Bourboulenc is an ancient white grape and, according to the Hugh Johnson Handbook, “makes some of the Midi’s best wines”.

This one, from the Midi, has refreshing white fruit flavours, pear rather than apple, citrus also included and a slight smokiness (a characteristic of the grape, I’ve read); there is a vibrant mouthfeel and a decent finish as well. Nice acidity here too and I think it might go well with a half dozen oysters! Highly Recommended.

Claude Vialade Carignan Vieilles Vignes 2013, Cotes Catalanes IGP, 13.5%, €10.00 SuperValu from Feb 12th.

Colour here is dark red and there are dark fruit aromas. On the palate it is fruity and vibrant, not unlike the Mourvèdre but with a slightly heavier body and slightly stronger flavours. It has an excellent finish. It is recommended for meats and cheese. I tried it with a creamy Durrus Og and they do get on! While rarely seen here on its own, Carignan is widely grown in the South of France and elsewhere around the world, including Chile where it has a long history.
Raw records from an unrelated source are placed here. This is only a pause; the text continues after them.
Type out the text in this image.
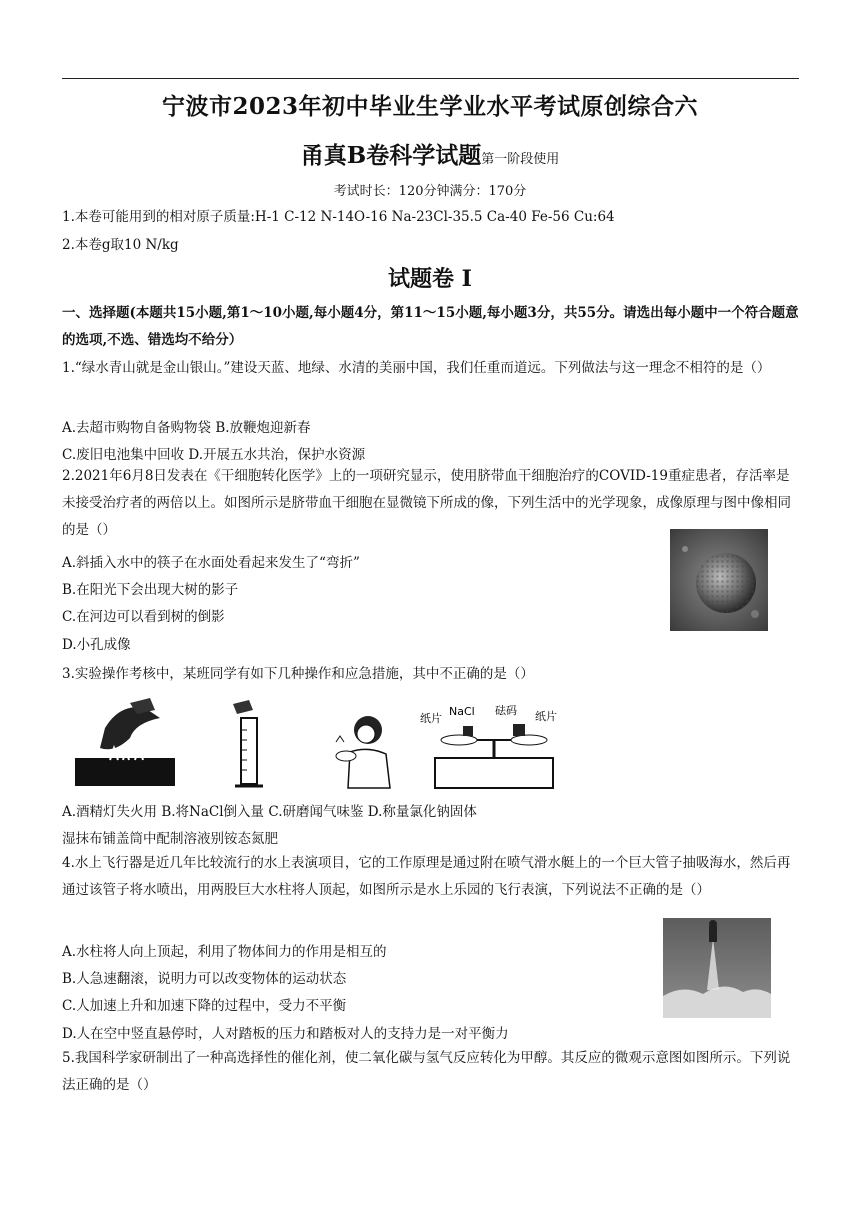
宁波市2023年初中毕业生学业水平考试原创综合六
甬真B卷科学试题第一阶段使用
考试时长：120分钟满分：170分
1.本卷可能用到的相对原子质量:H-1 C-12 N-14O-16 Na-23Cl-35.5 Ca-40 Fe-56 Cu:64
2.本卷g取10 N/kg
试题卷 I
一、选择题(本题共15小题,第1～10小题,每小题4分，第11～15小题,每小题3分，共55分。请选出每小题中一个符合题意的选项,不选、错选均不给分）
1.“绿水青山就是金山银山。”建设天蓝、地绿、水清的美丽中国，我们任重而道远。下列做法与这一理念不相符的是（）
A.去超市购物自备购物袋 B.放鞭炮迎新春
C.废旧电池集中回收 D.开展五水共治，保护水资源
2.2021年6月8日发表在《干细胞转化医学》上的一项研究显示，使用脐带血干细胞治疗的COVID-19重症患者，存活率是未接受治疗者的两倍以上。如图所示是脐带血干细胞在显微镜下所成的像，下列生活中的光学现象，成像原理与图中像相同的是（）
A.斜插入水中的筷子在水面处看起来发生了“弯折”
B.在阳光下会出现大树的影子
C.在河边可以看到树的倒影
D.小孔成像
3.实验操作考核中，某班同学有如下几种操作和应急措施，其中不正确的是（）
纸片
NaCl 砝码 纸片
A.酒精灯失火用 B.将NaCl倒入量 C.研磨闻气味鉴 D.称量氯化钠固体
湿抹布铺盖筒中配制溶液别铵态氮肥
4.水上飞行器是近几年比较流行的水上表演项目，它的工作原理是通过附在喷气滑水艇上的一个巨大管子抽吸海水，然后再通过该管子将水喷出，用两股巨大水柱将人顶起，如图所示是水上乐园的飞行表演，下列说法不正确的是（）
A.水柱将人向上顶起，利用了物体间力的作用是相互的
B.人急速翻滚，说明力可以改变物体的运动状态
C.人加速上升和加速下降的过程中，受力不平衡
D.人在空中竖直悬停时，人对踏板的压力和踏板对人的支持力是一对平衡力
5.我国科学家研制出了一种高选择性的催化剂，使二氧化碳与氢气反应转化为甲醇。其反应的微观示意图如图所示。下列说法正确的是（）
Highly Recommended.

Domaine De La Condamine l'Eveque Mourvèdre Cotes de Thongue IGB 2012 - €9.00 SuperValu from Feb 12th

A dark red wine with dark fruit aromas. Stewed dark fruit flavours, quite intense, some spice also; very pleasant overall and a half decent finish as well. Lovely rich warm wine and great value. They say this, with its screw cap closure, is suitable for early drinking, so don't be holding on to it! Highly recommended.